If you intend to travel to Europe for business or leisure in the near future, you will need to familiarise yourself with the recently launched European Travel Information and Authorisation System (ETIAS), designed for visa-exempt travellers to the European Union and the Schengen Area (except Ireland). Much like the US’ ESTA scheme, the programme is meant to make travelling without a visa easier, while still maintaining border control and aiming to reduce terrorism.

When ETIAS is fully operational in 2023, most countries in the European Union— including popular tourist destinations such as Denmark, Italy, Norway, Portugal, Germany, Switzerland, Belgium and Finland — will require a valid ETIAS when you arrive at their borders. If you can currently enter the bloc without a visa, acquiring an ETIAS will be obligatory soon.
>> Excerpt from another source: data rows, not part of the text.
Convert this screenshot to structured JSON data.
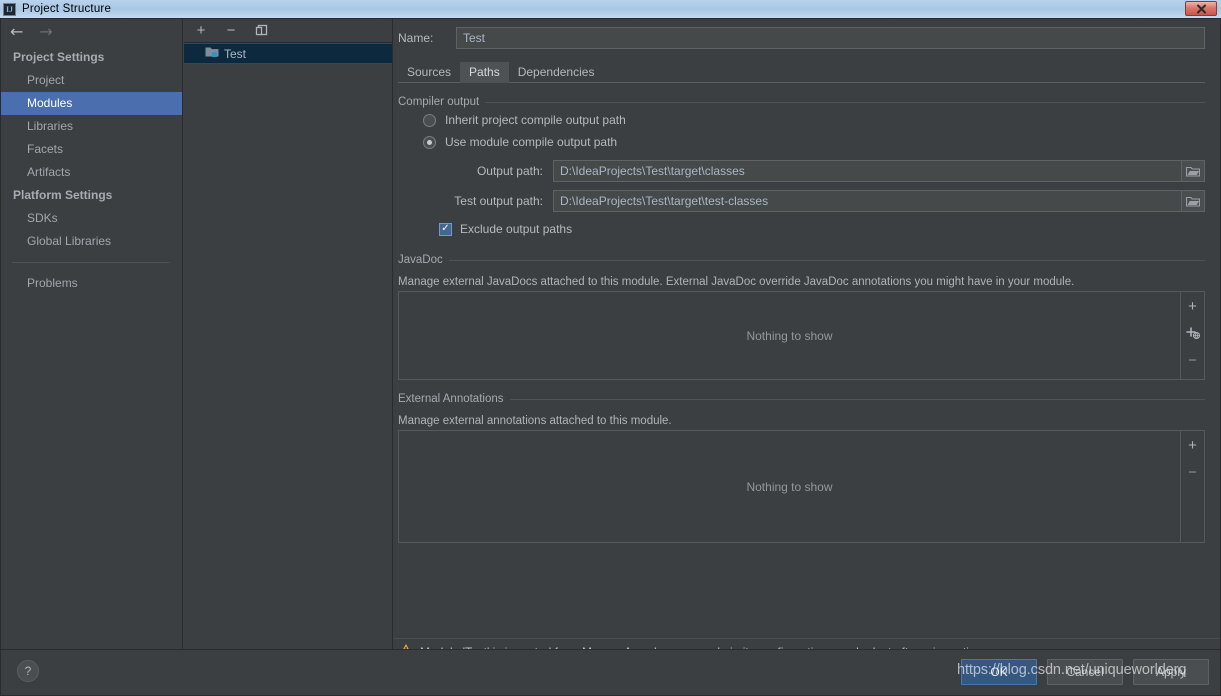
{
  "window": {
    "title": "Project Structure",
    "app_icon": "intellij-idea-icon",
    "close_label": "✕"
  },
  "nav": {
    "back": "←",
    "forward": "→"
  },
  "sidebar": {
    "groups": [
      {
        "title": "Project Settings",
        "items": [
          {
            "label": "Project",
            "selected": false
          },
          {
            "label": "Modules",
            "selected": true
          },
          {
            "label": "Libraries",
            "selected": false
          },
          {
            "label": "Facets",
            "selected": false
          },
          {
            "label": "Artifacts",
            "selected": false
          }
        ]
      },
      {
        "title": "Platform Settings",
        "items": [
          {
            "label": "SDKs",
            "selected": false
          },
          {
            "label": "Global Libraries",
            "selected": false
          }
        ]
      }
    ],
    "problems_label": "Problems"
  },
  "modules_panel": {
    "toolbar": {
      "add": "+",
      "remove": "−",
      "copy": "copy-icon"
    },
    "items": [
      {
        "label": "Test",
        "icon": "module-icon",
        "selected": true
      }
    ]
  },
  "name_field": {
    "label": "Name:",
    "value": "Test"
  },
  "tabs": [
    {
      "label": "Sources",
      "active": false
    },
    {
      "label": "Paths",
      "active": true
    },
    {
      "label": "Dependencies",
      "active": false
    }
  ],
  "compiler_output": {
    "title": "Compiler output",
    "options": [
      {
        "label": "Inherit project compile output path",
        "checked": false
      },
      {
        "label": "Use module compile output path",
        "checked": true
      }
    ],
    "output_path": {
      "label": "Output path:",
      "value": "D:\\IdeaProjects\\Test\\target\\classes",
      "browse_icon": "folder-icon"
    },
    "test_output_path": {
      "label": "Test output path:",
      "value": "D:\\IdeaProjects\\Test\\target\\test-classes",
      "browse_icon": "folder-icon"
    },
    "exclude_checkbox": {
      "label": "Exclude output paths",
      "checked": true,
      "tick": "✓"
    }
  },
  "javadoc": {
    "title": "JavaDoc",
    "description": "Manage external JavaDocs attached to this module. External JavaDoc override JavaDoc annotations you might have in your module.",
    "empty_text": "Nothing to show",
    "buttons": [
      {
        "name": "add-button",
        "glyph": "+"
      },
      {
        "name": "add-url-button",
        "glyph": "+"
      },
      {
        "name": "remove-button",
        "glyph": "−"
      }
    ]
  },
  "external_annotations": {
    "title": "External Annotations",
    "description": "Manage external annotations attached to this module.",
    "empty_text": "Nothing to show",
    "buttons": [
      {
        "name": "add-button",
        "glyph": "+"
      },
      {
        "name": "remove-button",
        "glyph": "−"
      }
    ]
  },
  "warning": {
    "icon": "warning-triangle-icon",
    "text": "Module 'Test' is imported from Maven. Any changes made in its configuration may be lost after reimporting."
  },
  "bottom": {
    "help_label": "?",
    "buttons": [
      {
        "label": "OK",
        "primary": true
      },
      {
        "label": "Cancel",
        "primary": false
      },
      {
        "label": "Apply",
        "primary": false
      }
    ]
  },
  "watermark": "https://blog.csdn.net/uniqueworlderq",
  "colors": {
    "background": "#3c3f41",
    "selection_blue": "#4b6eaf",
    "module_selected": "#0d293e",
    "accent_primary": "#365880",
    "warning_orange": "#f0a732",
    "titlebar": "#a8c7e6",
    "close_red": "#c9564c"
  }
}
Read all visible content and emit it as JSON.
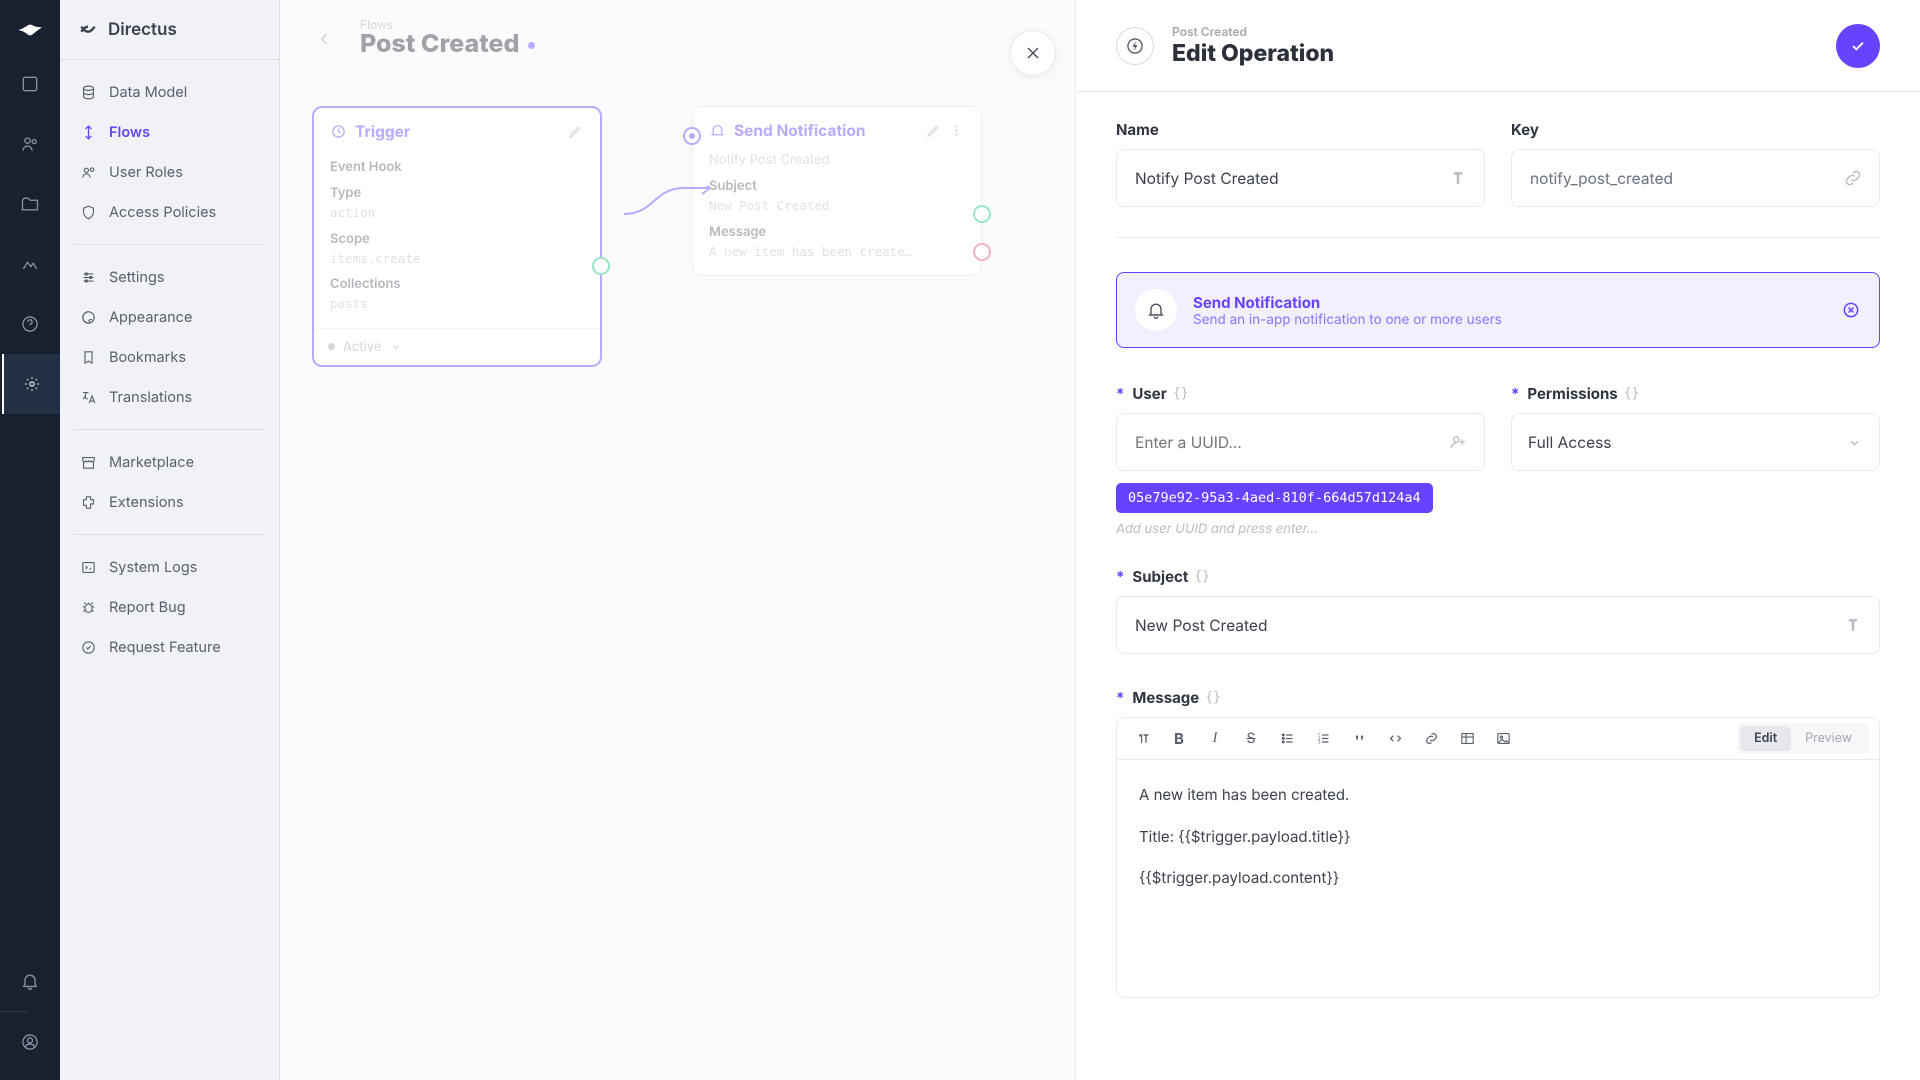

This move has affected 60 countries including the US and the UK, which lost freedom of movement after Brexit.

To visit a participating country, you will first need to complete an online application, which prompts you for information such as personal identity, citizenship information, address, education and work experience, travel plans and, in some cases, proof of relationships. ETIAS authorisation will be valid for an unlimited number of entries over three years, and a fee of €7 (RM32.60) is charged for those between 18 and 70.

Travellers have been assured that the application process, conducted via a largely automated IT system, will be simple and seamless as the approval only takes a matter of minutes, provided you do not have a sketchy history.

This article first appeared on July 4, 2022 in The Edge Malaysia.